Eleições 2026

TSE divulga critérios de divisão de tempo para propaganda eleitoral

Tempo que cada candidato terá só poderá ser calculado após 15 de agosto, data limite para que partidos, federações e coligações registrem formalmente as suas candidaturas

Foto: Marcelo Camargo/Agência Brasil
Foto: Marcelo Camargo/Agência Brasil

O Tribunal Superior Eleitoral (TSE) divulgou na terça-feira (4) uma portaria com a chamada “tabela de representatividade” de partidos políticos e federações para as eleições deste ano. A tabela serve de base para o cálculo de distribuição do tempo de propaganda eleitoral gratuita no rádio e na televisão e também para a participação dos candidatos em debates.

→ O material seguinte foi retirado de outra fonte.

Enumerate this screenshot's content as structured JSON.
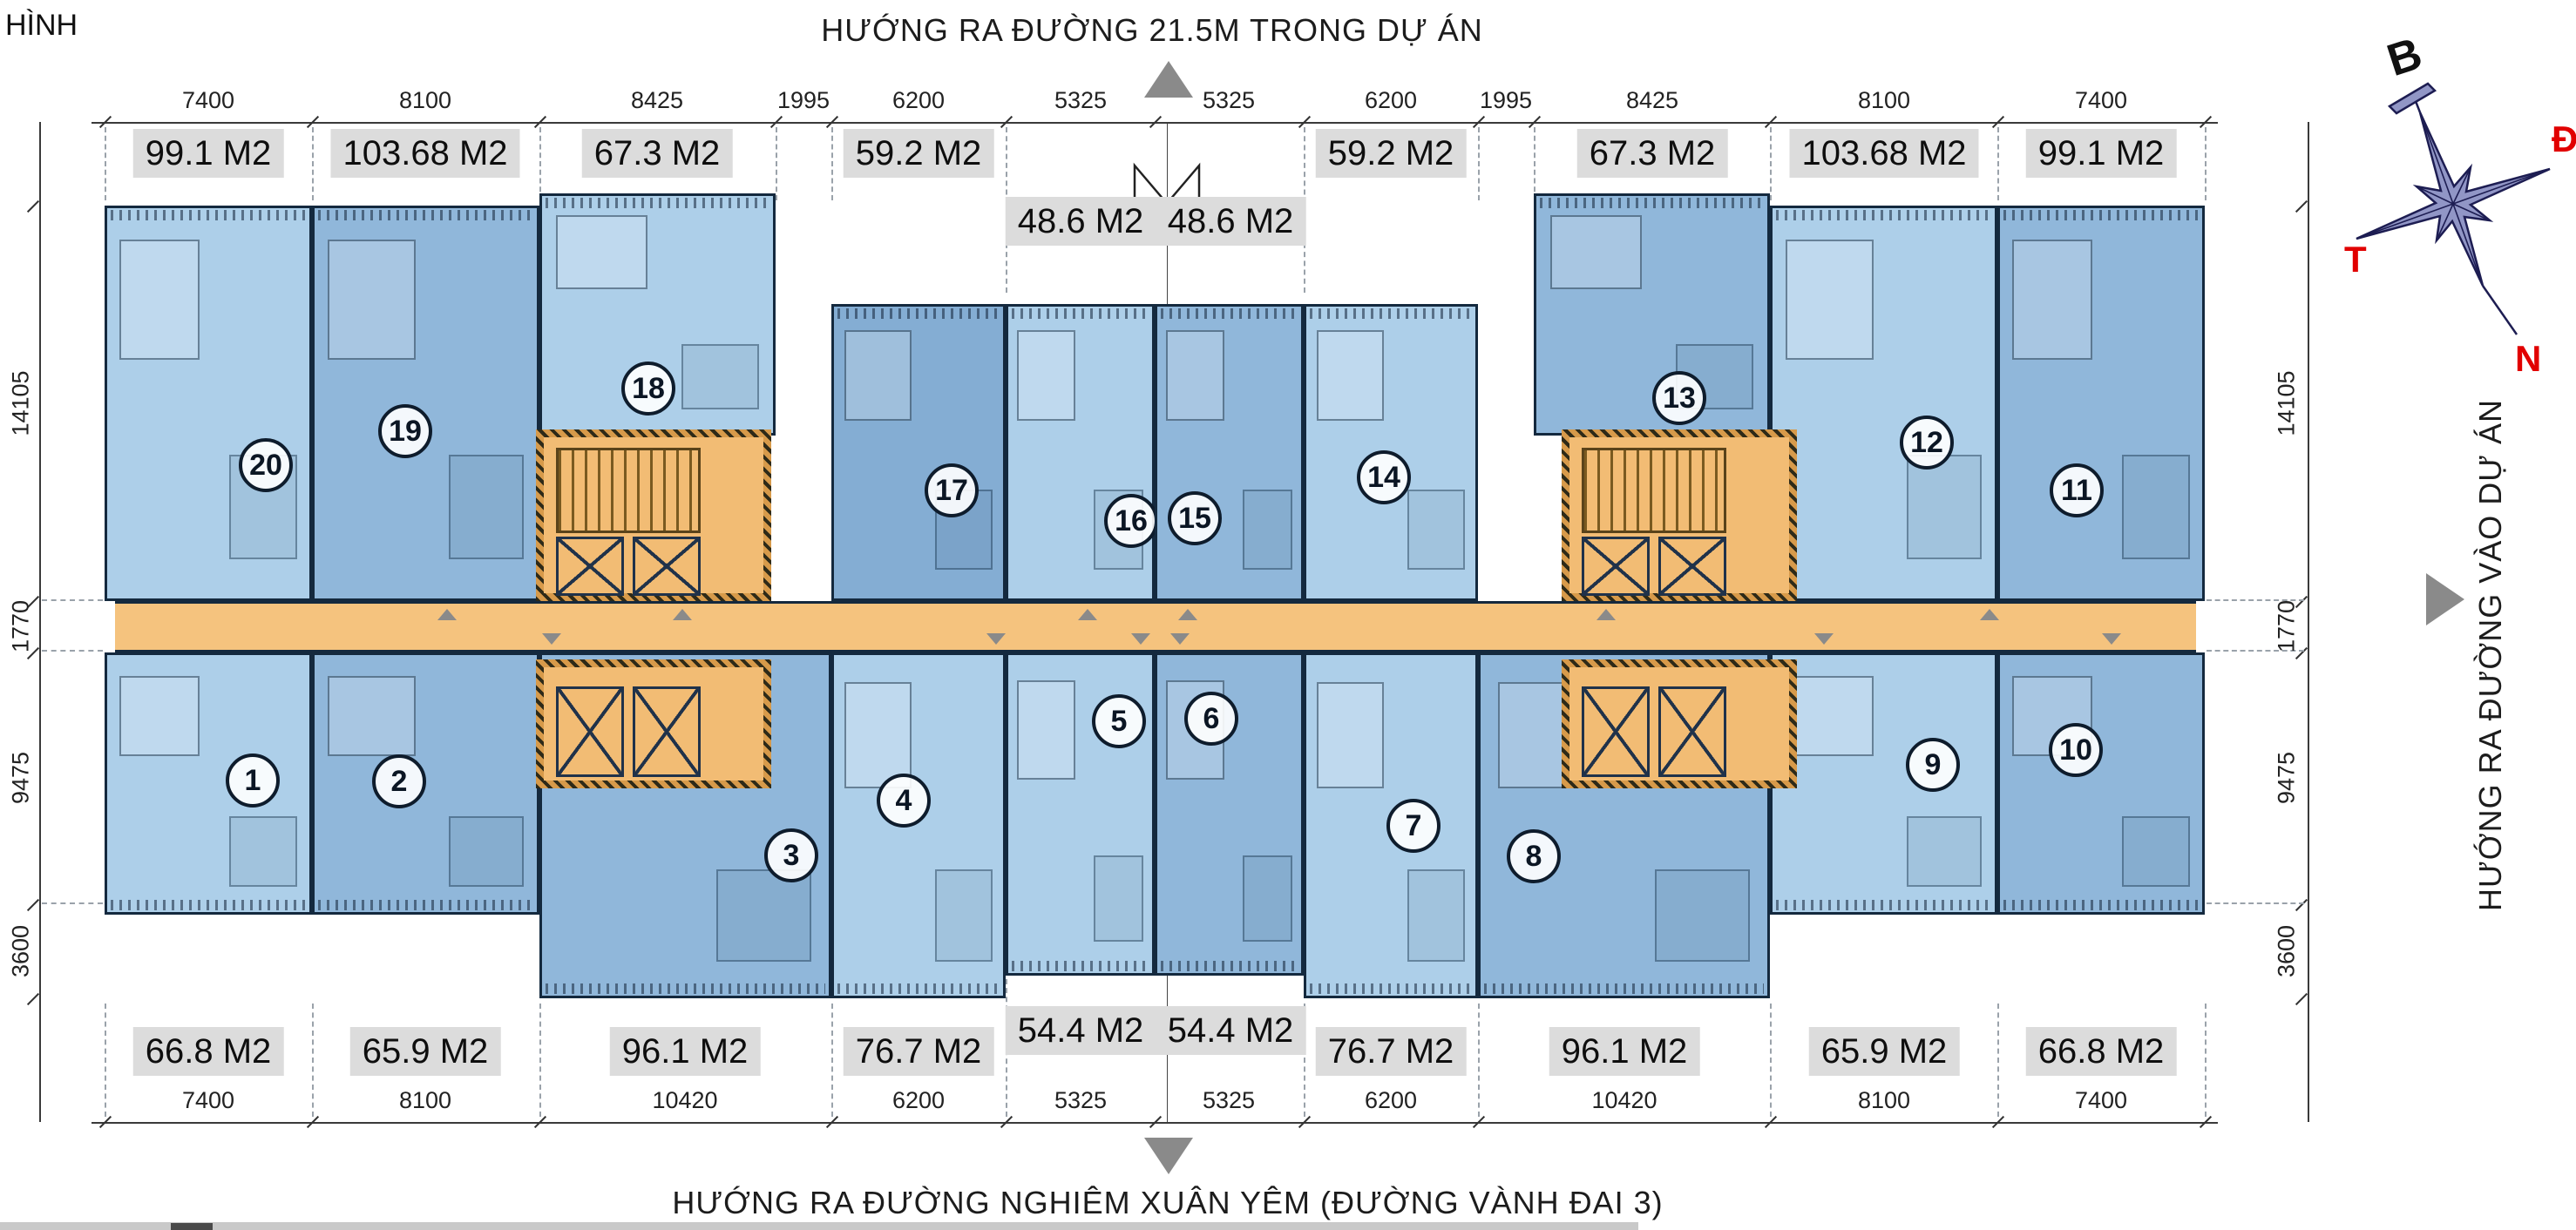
{
  "header": {
    "title_fragment": "HÌNH",
    "top_direction": "HƯỚNG RA ĐƯỜNG 21.5M TRONG DỰ ÁN"
  },
  "footer": {
    "bottom_direction": "HƯỚNG RA ĐƯỜNG NGHIÊM XUÂN YÊM (ĐƯỜNG VÀNH ĐAI 3)"
  },
  "side": {
    "right_direction": "HƯỚNG RA ĐƯỜNG VÀO DỰ ÁN"
  },
  "compass": {
    "north_label": "B",
    "east_label": "Đ",
    "west_label": "T",
    "south_label": "N"
  },
  "units": {
    "top": [
      {
        "number": "20",
        "area": "99.1 M2"
      },
      {
        "number": "19",
        "area": "103.68 M2"
      },
      {
        "number": "18",
        "area": "67.3 M2"
      },
      {
        "number": "17",
        "area": "59.2 M2"
      },
      {
        "number": "16",
        "area": "48.6 M2"
      },
      {
        "number": "15",
        "area": "48.6 M2"
      },
      {
        "number": "14",
        "area": "59.2 M2"
      },
      {
        "number": "13",
        "area": "67.3 M2"
      },
      {
        "number": "12",
        "area": "103.68 M2"
      },
      {
        "number": "11",
        "area": "99.1 M2"
      }
    ],
    "bottom": [
      {
        "number": "1",
        "area": "66.8 M2"
      },
      {
        "number": "2",
        "area": "65.9 M2"
      },
      {
        "number": "3",
        "area": "96.1 M2"
      },
      {
        "number": "4",
        "area": "76.7 M2"
      },
      {
        "number": "5",
        "area": "54.4 M2"
      },
      {
        "number": "6",
        "area": "54.4 M2"
      },
      {
        "number": "7",
        "area": "76.7 M2"
      },
      {
        "number": "8",
        "area": "96.1 M2"
      },
      {
        "number": "9",
        "area": "65.9 M2"
      },
      {
        "number": "10",
        "area": "66.8 M2"
      }
    ]
  },
  "dimensions": {
    "top": [
      "7400",
      "8100",
      "8425",
      "1995",
      "6200",
      "5325",
      "5325",
      "6200",
      "1995",
      "8425",
      "8100",
      "7400"
    ],
    "bottom": [
      "7400",
      "8100",
      "10420",
      "6200",
      "5325",
      "5325",
      "6200",
      "10420",
      "8100",
      "7400"
    ],
    "left": [
      "14105",
      "1770",
      "9475",
      "3600"
    ],
    "right": [
      "14105",
      "1770",
      "9475",
      "3600"
    ]
  },
  "colors": {
    "apartment_light": "#adcfe9",
    "apartment_medium": "#90b7da",
    "apartment_dark": "#84add3",
    "wall": "#14293e",
    "corridor_orange": "#f5c37e",
    "core_orange": "#f2bc74",
    "label_gray": "#dcdcdc",
    "compass_red": "#e10000",
    "arrow_gray": "#8a8a8a",
    "compass_star": "#9196c6"
  }
}
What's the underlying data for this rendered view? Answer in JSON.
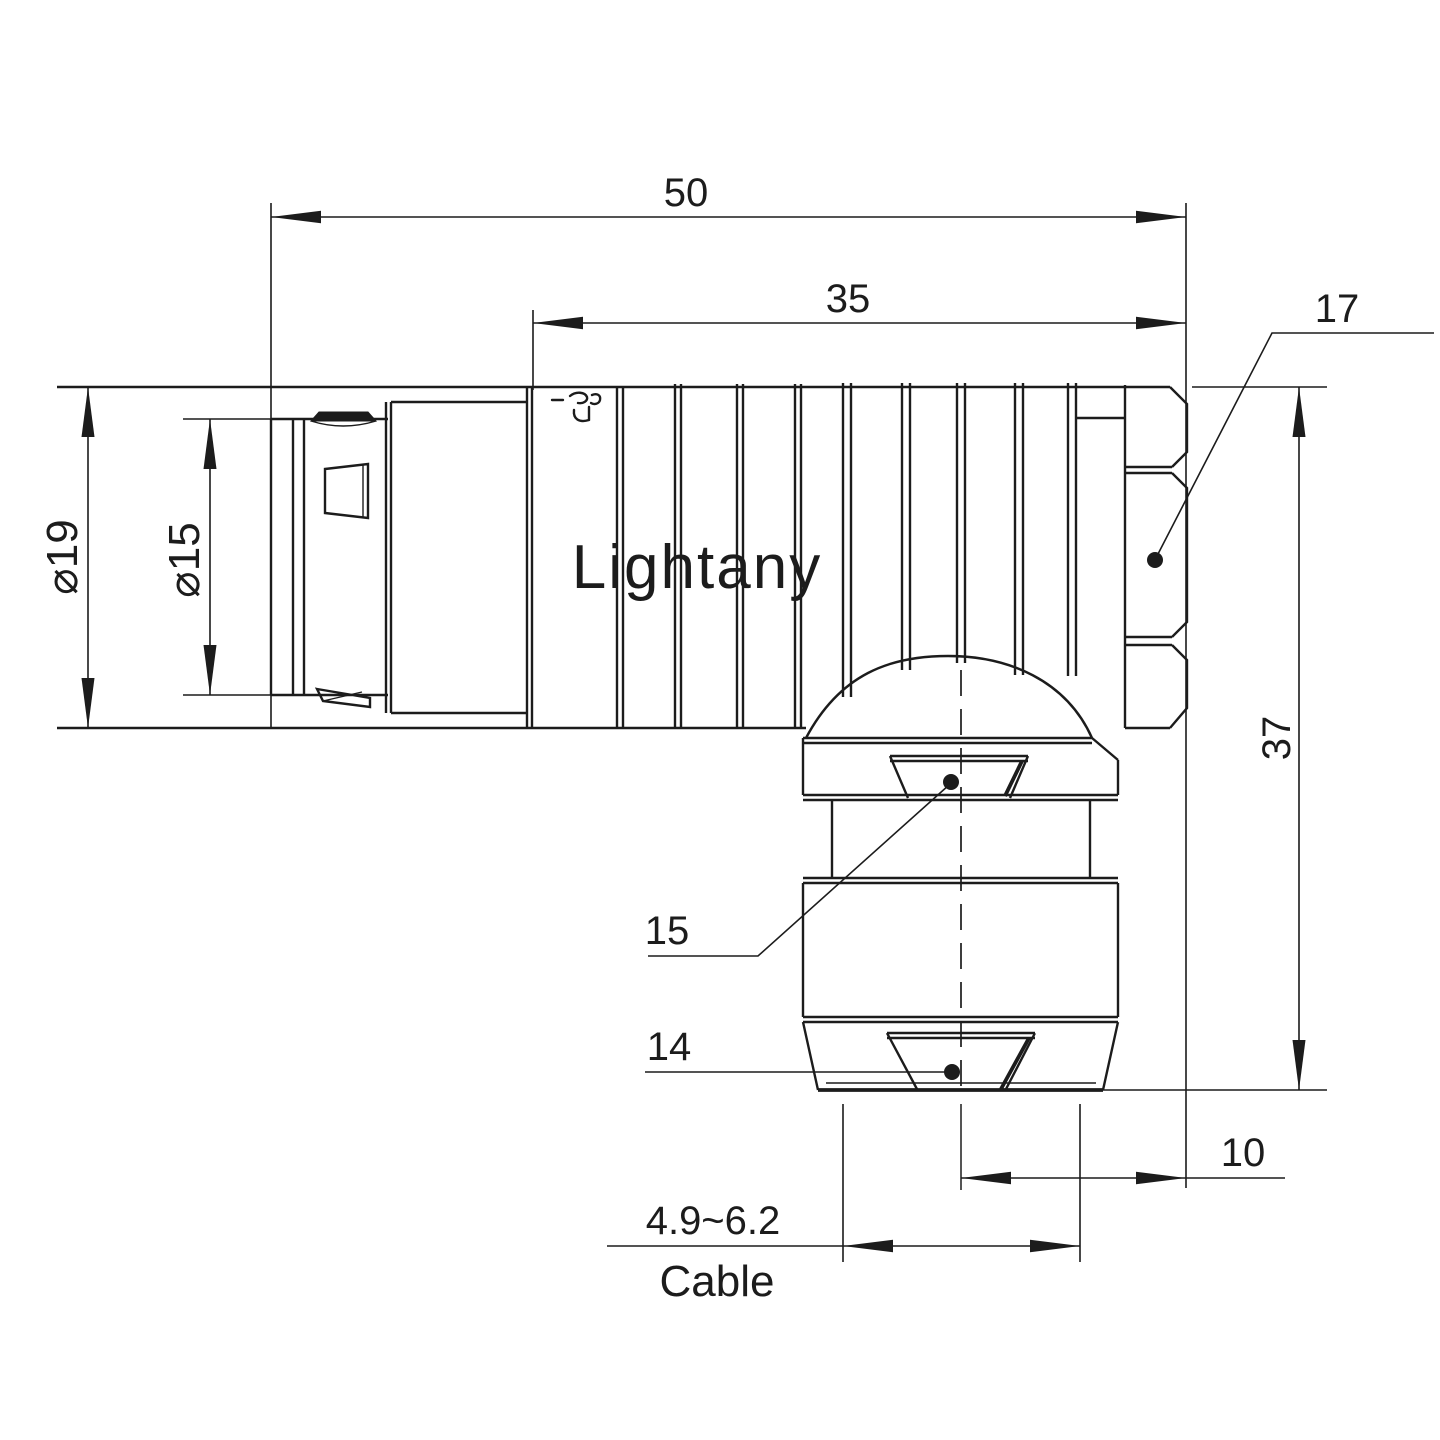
{
  "drawing": {
    "type": "technical-drawing",
    "subject": "right-angle push-pull circular connector, side elevation with section labels",
    "line_color": "#1c1c1c",
    "background_color": "#ffffff"
  },
  "watermark": {
    "text": "Lightany",
    "color": "#f8cbcb"
  },
  "dimensions": {
    "overall_length": {
      "value": "50",
      "orientation": "horizontal"
    },
    "body_length": {
      "value": "35",
      "orientation": "horizontal"
    },
    "hex_nut_label": {
      "value": "17",
      "orientation": "leader"
    },
    "outer_diameter": {
      "value": "⌀19",
      "orientation": "vertical"
    },
    "front_diameter": {
      "value": "⌀15",
      "orientation": "vertical"
    },
    "overall_height": {
      "value": "37",
      "orientation": "vertical"
    },
    "gland_upper_label": {
      "value": "15",
      "orientation": "leader"
    },
    "gland_lower_label": {
      "value": "14",
      "orientation": "leader"
    },
    "axis_to_end": {
      "value": "10",
      "orientation": "horizontal"
    },
    "cable_range": {
      "value": "4.9~6.2",
      "orientation": "horizontal"
    },
    "cable_word": {
      "value": "Cable",
      "orientation": "horizontal"
    }
  }
}
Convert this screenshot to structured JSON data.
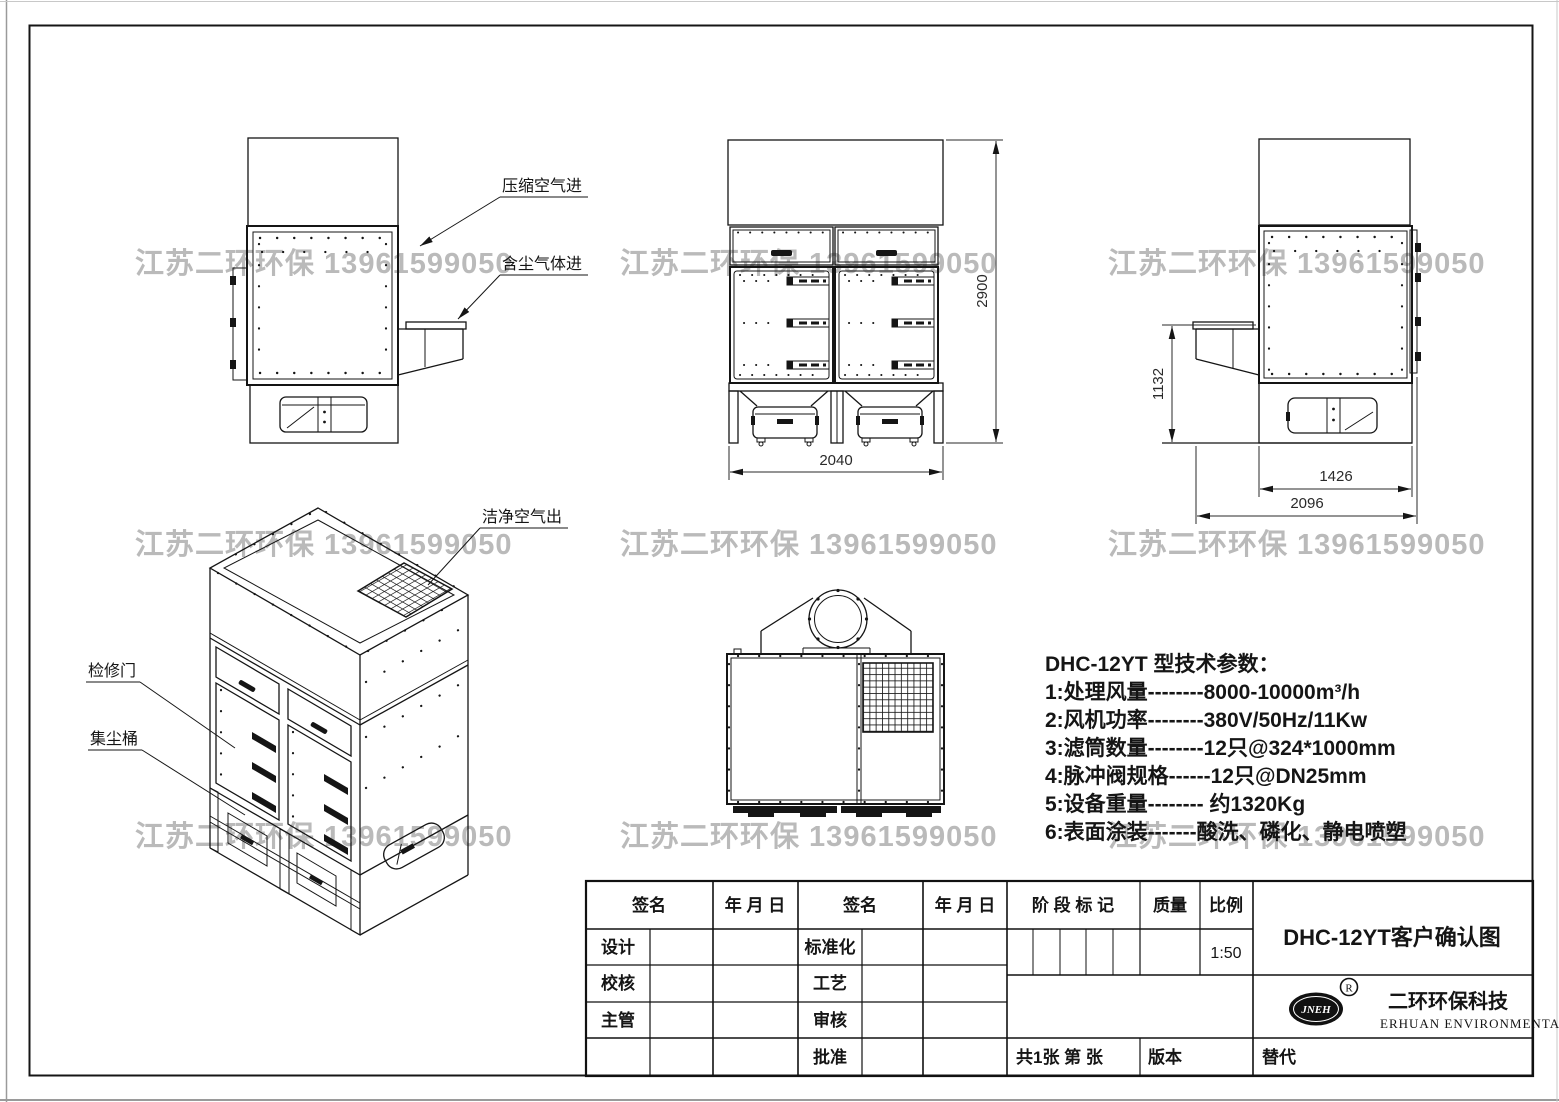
{
  "watermark": {
    "text": "江苏二环环保 13961599050"
  },
  "views": {
    "side_left": {
      "labels": {
        "compressed_air_in": "压缩空气进",
        "dusty_gas_in": "含尘气体进"
      }
    },
    "front": {
      "dims": {
        "height": "2900",
        "width": "2040"
      }
    },
    "side_right": {
      "dims": {
        "inlet_height": "1132",
        "body_depth": "1426",
        "total_depth": "2096"
      }
    },
    "isometric": {
      "labels": {
        "clean_air_out": "洁净空气出",
        "access_door": "检修门",
        "dust_barrel": "集尘桶"
      }
    }
  },
  "parameters": {
    "title": "DHC-12YT 型技术参数：",
    "lines": [
      "1:处理风量--------8000-10000m³/h",
      "2:风机功率--------380V/50Hz/11Kw",
      "3:滤筒数量--------12只@324*1000mm",
      "4:脉冲阀规格------12只@DN25mm",
      "5:设备重量-------- 约1320Kg",
      "6:表面涂装-------酸洗、磷化、静电喷塑"
    ]
  },
  "title_block": {
    "sign_label": "签名",
    "date_label": "年 月 日",
    "stage_label": "阶 段 标 记",
    "quality_label": "质量",
    "scale_label": "比例",
    "scale_value": "1:50",
    "rows_left": [
      "设计",
      "校核",
      "主管"
    ],
    "rows_mid": [
      "标准化",
      "工艺",
      "审核",
      "批准"
    ],
    "drawing_title": "DHC-12YT客户确认图",
    "sheet_info": "共1张  第  张",
    "version_label": "版本",
    "replace_label": "替代",
    "company_cn": "二环环保科技",
    "company_en": "ERHUAN ENVIRONMENTAL",
    "logo_text": "JNEH",
    "registered_mark": "R"
  }
}
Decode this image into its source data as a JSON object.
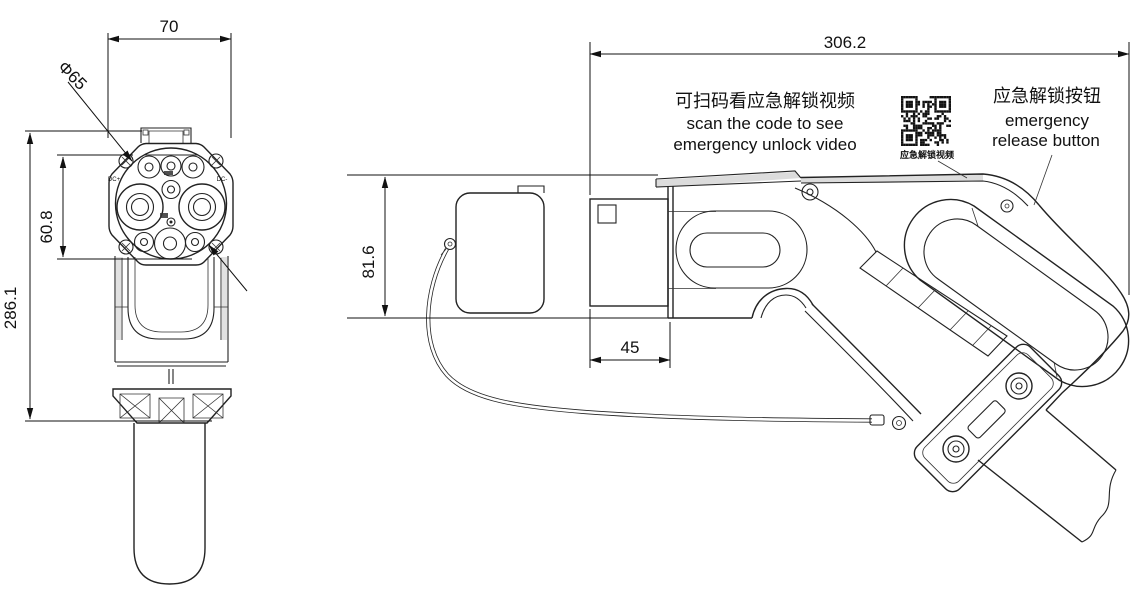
{
  "front_view": {
    "dim_width": "70",
    "dim_diameter": "Φ65",
    "dim_insert_height": "60.8",
    "dim_total_height": "286.1",
    "pin_label_dc_plus": "DC+",
    "pin_label_dc_minus": "DC-"
  },
  "side_view": {
    "dim_length": "306.2",
    "dim_height": "81.6",
    "dim_nozzle_depth": "45",
    "scan_note_zh": "可扫码看应急解锁视频",
    "scan_note_en_line1": "scan the code to see",
    "scan_note_en_line2": "emergency unlock video",
    "qr_caption": "应急解锁视频",
    "button_note_zh": "应急解锁按钮",
    "button_note_en_line1": "emergency",
    "button_note_en_line2": "release button"
  },
  "colors": {
    "line": "#222222",
    "background": "#ffffff",
    "dim_text": "#111111"
  }
}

A propaganda eleitoral na TV e no rádio começará no dia 28 de agosto. O tempo que cada candidato terá só poderá ser calculado após 15 de agosto, data limite para que partidos políticos, federações e coligações registrem formalmente as suas candidaturas junto à Justiça Eleitoral.

Conforme o art. 47 da Lei 9.504, de 1997, a Justiça Eleitoral utiliza a representação dos partidos na Câmara dos Deputados para definir a divisão do tempo de propaganda eleitoral. Do tempo total, 90% é distribuído proporcionalmente ao número de deputados federais eleitos em 2022. Os 10% restantes são divididos igualmente entre os partidos que superaram a cláusula de desempenho, prevista na Emenda Constitucional 97, de 2017, que estabelece requisitos mínimos para que os partidos tenham acesso aos recursos do Fundo Partidário e ao tempo gratuito de propaganda no rádio e na televisão, como número mínimo de votos válidos e deputados eleitos (veja abaixo as exigências para as eleições deste ano).  

Critérios de cálculo

Para o cálculo do tempo de propaganda eleitoral gratuita, o TSE considerou 510 deputados federais eleitos por partidos e federações que atenderam aos requisitos constitucionais. A Câmara tem 513 deputados, mas o cálculo desconsiderou três deputados cujos partidos não atenderam aos requisitos da cláusula de barreira.

Segundo o TSE, a Federação União Progressista, formada por União Brasil e PP, possui a maior bancada considerada para esse cálculo, com 104 deputados federais. Em seguida, aparecem o PL, com 98 parlamentares; a Federação Brasil da Esperança (PT, PCdoB e PV), com 81; o PSD, com 42 deputados, o MDB e o Republicanos, com 41 cada. O PSB, coligado à Federação Brasil da Esperança, conta com 18 cadeiras.

Debates

Para definir a participação das candidaturas em debates eleitorais, o TSE considerou o número de parlamentares eleitos para a Câmara dos Deputados e para o Senado por partidos e federações que cumpriram os requisitos da cláusula de desempenho. 

Nesse cálculo, o total considerado pelo TSE é de 591 parlamentares (510 deputados e 81 senadores). A Federação União Progressista reúne 124 representantes, seguida pelo PL, com 107, e pela Federação Brasil da Esperança, com 89. Na sequência, aparecem PSD e MDB, ambos com 49 parlamentares.

Cláusula de desempenho 

Para as eleições deste ano, o cálculo da cláusula de desempenho se baseia no resultado do pleito de 2022. Os partidos foram obrigados a obter naquela eleição pelo menos 2% dos votos válidos nacionais para a Câmara dos Deputados, distribuídos entre pelo menos nove unidades da Federação e com no mínimo 1% em cada uma delas; ou eleger 11 deputados federais, também em pelo menos nove unidades da Federação. 

Para as eleições de 2026 e de 2030, a cláusula de barreira se tornará progressivamente mais exigente, até atingir 3% dos votos válidos nacionais para a Câmara dos Deputados ou no mínimo 15 deputados federais, também em pelo menos um terço das unidades da Federação.